Bereits wenige Tage später begann ich mit meinem Studium an der Justus-Liebig-Universität in Gießen. beginnen.

Durch weitere Wettkampferfahrungen bemerkte ich sehr schnell, dass gutes Equipment die Leistungen sehr beeinflussen konnte und so besorgte ich mir ein neues Rad. Ein echtes Triathlon-Zeitfahrrad. Gewichtsoptimiert und mit einer günstigeren Aerodynamik in schicker auberginer Farbgebung, auf das ich sehr stolz war. Ich stellte auch gleich fest, dass die aerodynamischen Laufräder und der Triathlonlenker, auf dem man bequem in aerodynamisch optimierter Position fährt und somit weniger Luftwiderstand hat, das Radfahren deutlich erleichterten. Mein neues Rad passte wie angegossen und das Radtraining machte mir ab sofort wesentlich mehr Spaß.

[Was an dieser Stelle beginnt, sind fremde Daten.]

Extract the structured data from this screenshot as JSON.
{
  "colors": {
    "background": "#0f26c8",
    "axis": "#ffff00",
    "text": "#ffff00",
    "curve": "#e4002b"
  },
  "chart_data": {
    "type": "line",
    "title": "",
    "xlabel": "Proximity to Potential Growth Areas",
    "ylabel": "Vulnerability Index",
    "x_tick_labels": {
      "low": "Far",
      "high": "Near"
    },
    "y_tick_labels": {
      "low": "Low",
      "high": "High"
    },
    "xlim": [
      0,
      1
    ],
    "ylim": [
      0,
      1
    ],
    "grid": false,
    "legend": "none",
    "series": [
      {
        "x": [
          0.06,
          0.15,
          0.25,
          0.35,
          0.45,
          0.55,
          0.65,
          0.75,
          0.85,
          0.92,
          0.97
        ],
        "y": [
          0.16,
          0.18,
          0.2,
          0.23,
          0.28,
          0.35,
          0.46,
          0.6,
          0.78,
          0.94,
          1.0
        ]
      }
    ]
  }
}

Das Studium und meine Trainingseinheiten passten wundervoll zusammen. Morgens ging ich zur Uni, aber meine Nachmittage waren für das Training reserviert. Die im Rahmen des Sportstudiums zu leistenden Sportkurse, wie zum Beispiel Leichtathletik, waren sicherlich auch gut für meine allgemeine Fitness. Gleichzeitig kam ich mit immer mehr Triathleten in Berührung. Die Gießener Triathlonszene war rege, nicht besonders leistungsorientiert, aber doch breit und gut aufgestellt. Und es gab einige Kommilitonen, die auch an Triathlonwettkämpfen teilnahmen. Ich schloss mich dem örtlichen Verein an, der ein gutes Schwimmtraining anbot, in dem ich mich weiter verbessern konnte. Glücklicherweise warf mich dort auch niemand von der Bahn, weil meine Schwimmzeiten noch nicht exzellent genug waren!

Ich studierte zwar, ging in die Vorlesungen und Seminare. Erreichte auch gute Noten in Referaten oder Klausuren, tat im Grunde aber nur das Notwendigste. Einzig die Referate in den Trainingswissenschaften oder der Biomechanik, also alles, was mit Trainingslehre zu tun hatte und mich interessierte, vertiefte ich weiter. In den Sportpraxiskursen tat ich ebenfalls nur, was unbedingt erforderlich war, um die jeweiligen Scheine zu erhalten. Ich war durch mein anderes Training meist zu müde, um die verbleibenden freien Stunden dafür zu verwenden, mich in den Sportkursen der Universität zu verbessern. Zu Beginn des Studiums fuhr ich immer noch an den Wochenenden nach Hause und pflegte meine Kontakte zu den Freunden. Allmählich stellte ich jedoch auch diese wochenendlichen Heimfahrten ein, da ich mehr Zeit für das Training aufbringen und mir das lästige Verpacken meiner Sportgeräte und die Fahrtzeiten mit dem Auto sparen wollte.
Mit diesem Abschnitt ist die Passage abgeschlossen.